A Capitol rioter who led a mob that chased police officer Eugene Goodman up a flight of stairs during the January 6 insurrection has been sentenced to five years in prison.
Construction worker Douglas Jensen, of Iowa, was one of the first 10 rioters to enter the US Capitol and came dangerously close to breaching the Senate chamber, Department of Justice prosecutors said.
“You, by your own actions, put yourself at the forefront of that mob,” Judge Timothy Kelly said as he handed down the sentence, according to CNN.
“You were not a hero and not a patriot, but you were not a monster either.”
Jensen was also sentenced to 36 months of supervised release after his prison term and ordered to pay $2,000 in restitution.
The QAnon believer was found guilty of seven felony counts of civil disorder and assaulting a police officer at a jury trial in September.

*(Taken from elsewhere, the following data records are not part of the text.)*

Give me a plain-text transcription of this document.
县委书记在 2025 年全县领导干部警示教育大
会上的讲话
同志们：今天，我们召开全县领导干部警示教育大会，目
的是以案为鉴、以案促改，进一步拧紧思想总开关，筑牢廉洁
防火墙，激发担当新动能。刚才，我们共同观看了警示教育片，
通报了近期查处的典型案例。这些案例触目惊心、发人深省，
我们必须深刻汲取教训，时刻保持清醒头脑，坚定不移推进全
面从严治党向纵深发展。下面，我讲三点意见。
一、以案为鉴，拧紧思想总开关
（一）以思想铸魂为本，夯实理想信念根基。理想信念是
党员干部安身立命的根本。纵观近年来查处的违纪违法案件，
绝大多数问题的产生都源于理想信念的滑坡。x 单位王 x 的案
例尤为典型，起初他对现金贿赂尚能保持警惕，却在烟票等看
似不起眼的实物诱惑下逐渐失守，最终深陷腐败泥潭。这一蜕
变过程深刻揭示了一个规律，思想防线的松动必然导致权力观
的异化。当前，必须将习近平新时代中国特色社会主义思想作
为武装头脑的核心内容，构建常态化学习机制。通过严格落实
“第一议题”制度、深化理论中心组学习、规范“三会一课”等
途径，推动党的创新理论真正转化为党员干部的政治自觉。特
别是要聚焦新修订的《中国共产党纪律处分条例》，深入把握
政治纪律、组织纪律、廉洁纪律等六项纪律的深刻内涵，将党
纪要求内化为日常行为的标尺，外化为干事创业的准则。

Addressing the judge in court, Jensen said he wanted to go back to his “normal” family life prior to being consumed by politics and conspiracy theories.
“I can’t change my past, I can just look to the future,” he said, according to NBC News.
Jensen’s lawyer Christopher Davis wrote in a court filing that his client had come to the Capitol on January 6 in the belief that it would be a “day of reckoning” for corrupt politicians.
“He believed the ‘storm’ had arrived and that corrupt politicians were going to be arrested,” Mr Davis wrote.
Jensen has been in pre-trial custody for nearly two years, and had moved on from his QAnon beliefs, his lawyer said.
During the riot, Mr Goodman was pursued by a group up a staircase just metres away from where lawmakers were certifying the results of the 2020 presidential elections.
Surveillance footage captured Mr Goodman diverting the rioters away from the open Senate chamber.
“What would have happened if the group you led that day turned the other way,” Judge Kelly told Jensen, according to CNN.
The judge said the rioters had “snapped” the tradition of the peaceful transfer of power.
“I wish I could say I had evidence you understood this cannot be repeated.”
US Capitol Police Inspector Tom Loyd wrote in a court filing that had it not been for Mr Goodman’s quick-thinking “there would have been tremendous bloodshed”.